To find the best Florida strands, USA TODAY hosted an east coast-west coast smackdown. “Dr. Beach,” aka Stephen Leatherman, professor and director of the Laboratory for Coastal Research at Florida International University in Miami, helped select the destinations for each of five categories. Each week, readers voted for one pair of contenders. Here are the champs they chose:

Best family beach

With 95% of the vote, Fort De Soto Park in Pinellas County delivered a near knockout to Bill Baggs Cape Florida State Park in Key Biscayne. Situated on five interconnected islands, Fort De Soto features 1,136 acres that include nearly 3 miles of sandy beaches.

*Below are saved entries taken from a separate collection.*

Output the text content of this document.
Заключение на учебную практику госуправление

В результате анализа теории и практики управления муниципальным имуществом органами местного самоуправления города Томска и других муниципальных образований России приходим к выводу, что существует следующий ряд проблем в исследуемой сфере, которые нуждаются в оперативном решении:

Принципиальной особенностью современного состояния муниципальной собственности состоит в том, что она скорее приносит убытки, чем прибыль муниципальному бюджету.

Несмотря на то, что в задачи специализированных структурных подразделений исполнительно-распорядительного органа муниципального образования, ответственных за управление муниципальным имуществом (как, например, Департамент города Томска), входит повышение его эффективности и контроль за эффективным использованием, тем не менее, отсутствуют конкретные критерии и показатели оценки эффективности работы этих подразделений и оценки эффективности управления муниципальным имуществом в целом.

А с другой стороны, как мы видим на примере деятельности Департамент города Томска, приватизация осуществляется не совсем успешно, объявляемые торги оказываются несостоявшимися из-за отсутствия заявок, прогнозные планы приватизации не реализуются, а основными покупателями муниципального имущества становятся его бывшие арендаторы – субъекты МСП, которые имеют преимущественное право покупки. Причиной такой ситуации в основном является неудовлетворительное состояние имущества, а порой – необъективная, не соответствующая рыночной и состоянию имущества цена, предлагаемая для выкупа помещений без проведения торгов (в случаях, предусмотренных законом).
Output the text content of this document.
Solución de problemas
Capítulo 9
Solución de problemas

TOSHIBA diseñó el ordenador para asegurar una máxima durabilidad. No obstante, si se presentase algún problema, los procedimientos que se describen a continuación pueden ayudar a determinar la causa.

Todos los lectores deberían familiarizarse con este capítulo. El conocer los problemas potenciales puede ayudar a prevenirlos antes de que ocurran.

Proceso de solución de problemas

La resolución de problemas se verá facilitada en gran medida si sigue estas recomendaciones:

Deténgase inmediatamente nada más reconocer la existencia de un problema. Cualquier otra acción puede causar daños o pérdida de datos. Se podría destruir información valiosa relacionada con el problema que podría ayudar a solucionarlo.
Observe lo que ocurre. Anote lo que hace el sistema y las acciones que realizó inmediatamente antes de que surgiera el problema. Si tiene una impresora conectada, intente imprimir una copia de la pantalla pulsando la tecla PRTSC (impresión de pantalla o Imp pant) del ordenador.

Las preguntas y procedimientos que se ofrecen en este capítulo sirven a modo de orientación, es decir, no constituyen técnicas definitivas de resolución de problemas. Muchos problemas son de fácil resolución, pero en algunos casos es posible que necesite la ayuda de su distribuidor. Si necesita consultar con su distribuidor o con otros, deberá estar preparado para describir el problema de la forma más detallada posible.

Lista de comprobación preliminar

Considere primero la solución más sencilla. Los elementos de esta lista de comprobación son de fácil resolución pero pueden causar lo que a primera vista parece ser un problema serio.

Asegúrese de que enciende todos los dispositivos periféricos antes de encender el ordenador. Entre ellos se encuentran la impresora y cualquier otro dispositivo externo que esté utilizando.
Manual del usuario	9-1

“North Beach is the best beach for families,” Leatherman says. “It’s on the gulf and has good swimming. The water is clear and calm. Families can also kayak through the mangroves, fish and boat.”

Kids also like climbing the fort, built in 1898-1900 for the Spanish-American War. Tall pines shade the shore and covered picnic areas come with grills. Four-pawed family members can romp in the dog park.

Located in Tierra Verde at the mouth of Tampa Bay, Fort De Soto Park is south of St. Petersburg.

Best tranquil beach

Although the east coast’s Anastasia State Park, with 1,600 acres, a campground and more than 4 miles of beach, received 42% of the votes, the gulf’s 230-acre Don Pedro Island State Park won with 58%. Don Pedro, part of a chain of barrier islands, can be reached only by the year-round ferry, Pirates Water Taxi, or by private boat. That reduces the number of visitors, which makes sunning and walking more solitary and serene than on easily reached shores.

“Don Pedro is one of the best places in Florida to find shark’s teeth,” Leatherman says. “These black petrified teeth belonged to sharks millions of years ago.”

The island also offers wildlife-watching. “You can spot southern bald eagles, royal terns, American oyster catchers and other birds,” says Martha Robinson, spokeswoman for the Florida Department of State Parks. “Between November to April you can see endangered manatees from the shore. In summer, loggerhead turtles lay their eggs on the beach.”